Bulletin de la Société française d'études épigraphiques sur Rome et le monde romain. Année 2006

The conference focused on the relations of P. Vedius Pollio, knight, son of a freedman, businessman, with Ephesus. Three types of relations were identified: a little-known mission of a public nature in connection with the Artemision and other temples in Asia, carried out on behalf of Augustus; news about the Roman's commercial relations; and finally the existence of a possible onomastic posterity, the Vedii of Ephesus. Almost nothing can be said about some of the motives for Pollio's trip to Asia Minor, Ilion, Ephesus, Tralles, Miletus, other than that it must have been an official mission, since Pollio is entitled on coin portraits at Tralles, a rare privilege after Actium: nevertheless, some epigraphic texts and coins suggest that he had been concerned with the finances of the temples, and had taken measures that merited the title of benefactor.

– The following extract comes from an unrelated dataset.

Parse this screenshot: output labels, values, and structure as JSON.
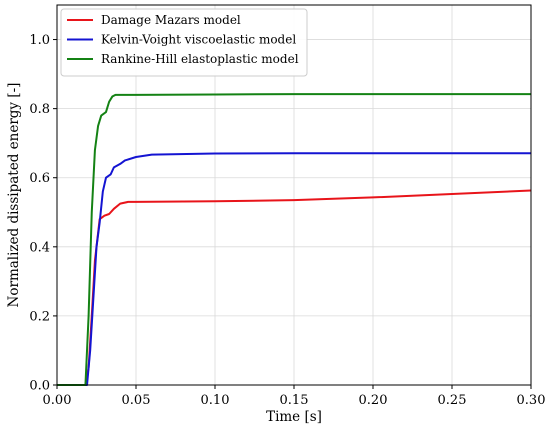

All other possible explanations, such as linking his mission to the creation of the imperial cult, are conjectural. [see now Kirbihler, P. Vedius Pollio, préfet d’Octavien en Asie ? Les problèmes d’une mission publique entre République et Empire », in L. CAVALIER, F. DELRIEUX et M.-Cl. FERRIES (éd.), Auguste et l’Asie Mineure, Bordeaux, 2017, p. 129-152 on academia] The Monumentum Ephesenum partially exempts Pollio, the only individual mentioned in the body of the customs law, from the fortieth tax. New archaeological findings provide information on the commercial connexions of P. Vellius Pollio, who sold wines from Cos and Chios: new publications of amphorae by G. Finkielsztejn make king Herod known among his clients or friends. Various epigraphic, archaeological and onomastic documents thus show the constitution of the fortune of a merchant whose activity straddled the East and the West, as well as the early investment of the Roman high classes in the eastern Mediterranean. The Vedii (and later [Claudii] Vedii Antonini), an important family of the second century, may ultimately have descended from the freedmen of P. Vedius Pollio: several Vedii are known from the large Ephesian subscription probably dating from the years 23-30. As a working hypothesis, I propose a reconstructed family tree of the family in the first century, extending the gens by four generations, now known with more or less certainty over ten generations: there would be continuity of gentility over three centuries, between the beginning of the reign of Augustus and the middle of the third century.